Samuel Hurley, co-founder and MD of Novos, director at The Living House and judge for The Drum Awards for Search: “Start with the initial objectives (the why) and connect them clearly with the end results (what you achieved). ‘We set out to achieve X and we achieved X +Y (hopefully!)’. The middle part of the application should build out the how behind the achievement.

“Articulate your strategy. Strategy, not a plan. There’s a difference.

“Clear data and dates. Don’t submit work from 2/3 years ago and keep reusing the same entry. Share real data and not vague graphs and percentages. Always show ROI with workings out.

“When [Novos] won our first The Drum award back in 2020, it was a game changer for the perception of our agency. Not to mention the boost it gives to the teams’ morale to be recognized for their hard work from such a prestigious ceremony.

“This year I’m looking forward to being on the other side and judging all of the incredible entries from different agencies and brands.”

Kestral Lee, integrated solutions lead/ECD, Dentsu China and judge for The Drum Awards for Social Media: “As an international award show, try to describe your unique market challenges or social opportunities clearly.
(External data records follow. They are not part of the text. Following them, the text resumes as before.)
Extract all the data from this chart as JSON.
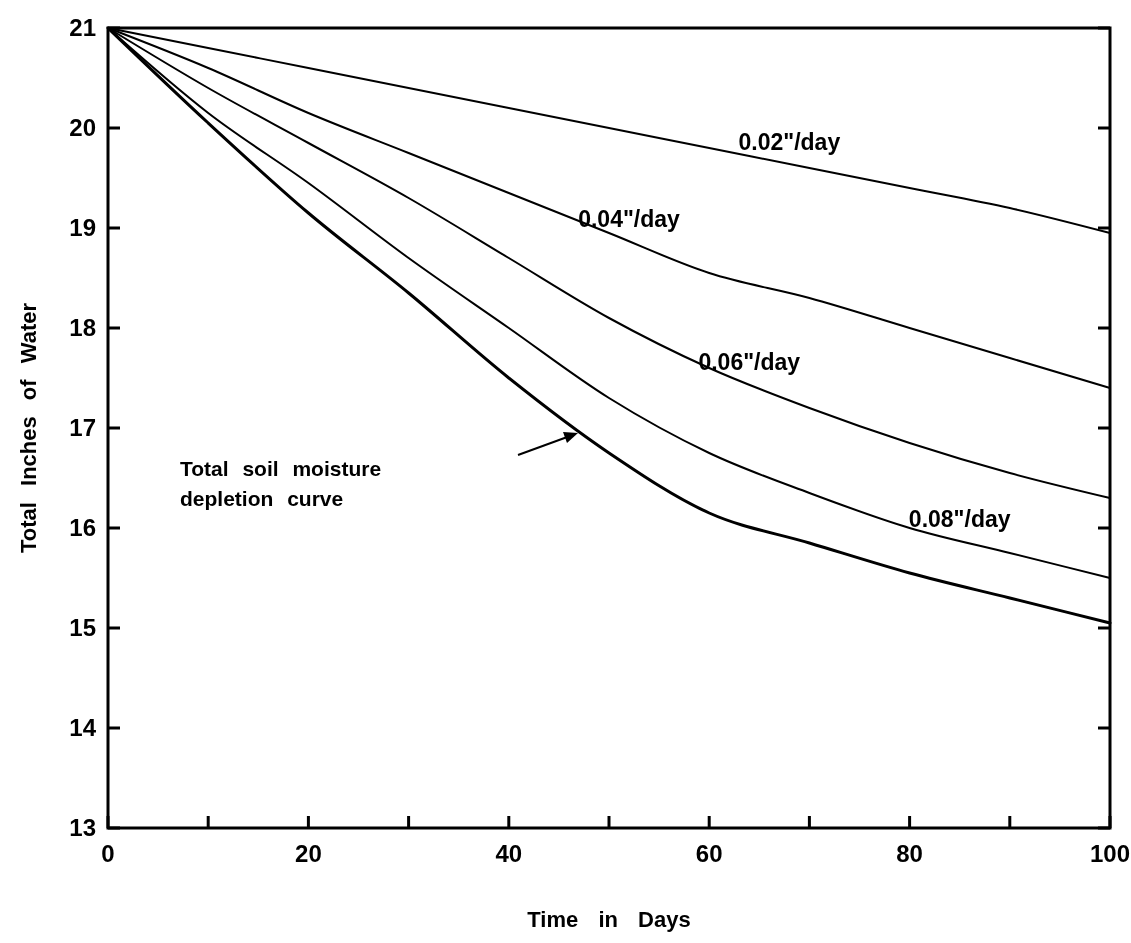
{
  "chart_data": {
    "type": "line",
    "xlabel": "Time in Days",
    "ylabel": "Total Inches of Water",
    "x": [
      0,
      10,
      20,
      30,
      40,
      50,
      60,
      70,
      80,
      90,
      100
    ],
    "xlim": [
      0,
      100
    ],
    "ylim": [
      13,
      21
    ],
    "xticks": [
      0,
      {
        "value": 10,
        "label": null
      },
      20,
      {
        "value": 30,
        "label": null
      },
      40,
      {
        "value": 50,
        "label": null
      },
      60,
      {
        "value": 70,
        "label": null
      },
      80,
      {
        "value": 90,
        "label": null
      },
      100
    ],
    "yticks": [
      13,
      14,
      15,
      16,
      17,
      18,
      19,
      20,
      21
    ],
    "grid": false,
    "legend": false,
    "marker": "none",
    "line_style": "solid",
    "series": [
      {
        "name": "0.02\"/day",
        "color": "#000000",
        "values": [
          21,
          20.8,
          20.6,
          20.4,
          20.2,
          20.0,
          19.8,
          19.6,
          19.4,
          19.2,
          18.95
        ]
      },
      {
        "name": "0.04\"/day",
        "color": "#000000",
        "values": [
          21,
          20.6,
          20.15,
          19.75,
          19.35,
          18.95,
          18.55,
          18.3,
          18.0,
          17.7,
          17.4
        ]
      },
      {
        "name": "0.06\"/day",
        "color": "#000000",
        "values": [
          21,
          20.4,
          19.85,
          19.3,
          18.7,
          18.1,
          17.6,
          17.2,
          16.85,
          16.55,
          16.3
        ]
      },
      {
        "name": "0.08\"/day",
        "color": "#000000",
        "values": [
          21,
          20.15,
          19.45,
          18.7,
          18.0,
          17.3,
          16.75,
          16.35,
          16.0,
          15.75,
          15.5
        ]
      },
      {
        "color": "#000000",
        "values": [
          21,
          20.05,
          19.15,
          18.35,
          17.5,
          16.75,
          16.15,
          15.85,
          15.55,
          15.3,
          15.05
        ]
      }
    ],
    "annotations": [
      "Total soil moisture depletion curve"
    ]
  }
}
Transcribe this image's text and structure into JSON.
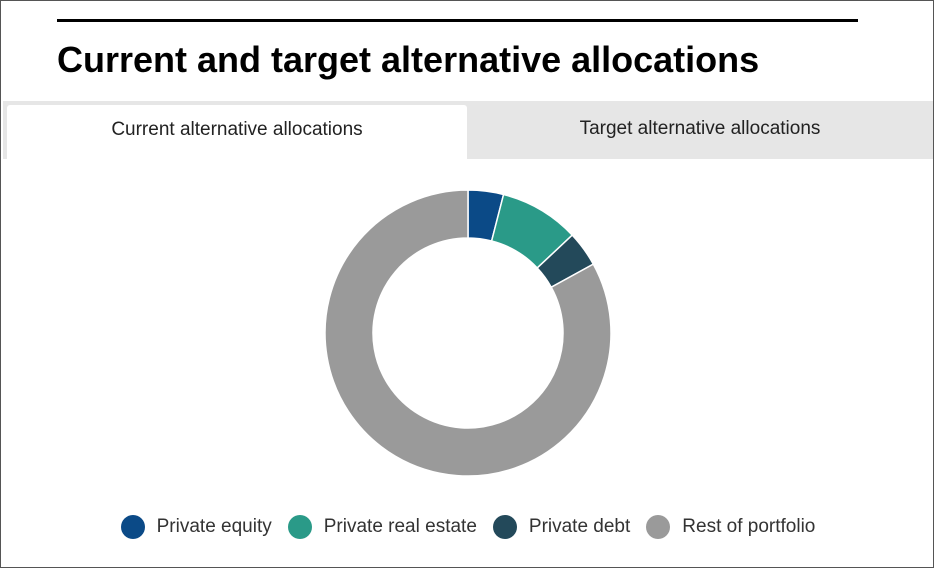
{
  "title": "Current and target alternative allocations",
  "tabs": [
    {
      "label": "Current alternative allocations",
      "active": true
    },
    {
      "label": "Target alternative allocations",
      "active": false
    }
  ],
  "colors": {
    "private_equity": "#0b4a87",
    "private_real_estate": "#2a9a88",
    "private_debt": "#23495a",
    "rest_of_portfolio": "#9a9a9a"
  },
  "chart_data": {
    "type": "pie",
    "donut": true,
    "categories": [
      "Private equity",
      "Private real estate",
      "Private debt",
      "Rest of portfolio"
    ],
    "values": [
      4,
      9,
      4,
      83
    ],
    "colors": [
      "#0b4a87",
      "#2a9a88",
      "#23495a",
      "#9a9a9a"
    ],
    "legend_position": "bottom"
  }
}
Don’t just rush to describe the execution. Then present your creative or strategy insight with a clear point of view such as ‘Gen Z today don’t follow brands. They follow people who follow brands.’

“Secondly, the social aspect needs to come out more strongly than the media execution and ROI. Do show convincingly how your idea earns media before the paid amplification, otherwise, it feels like paid media, not social media.

“Finally, build the brand story before explaining the social amplification.”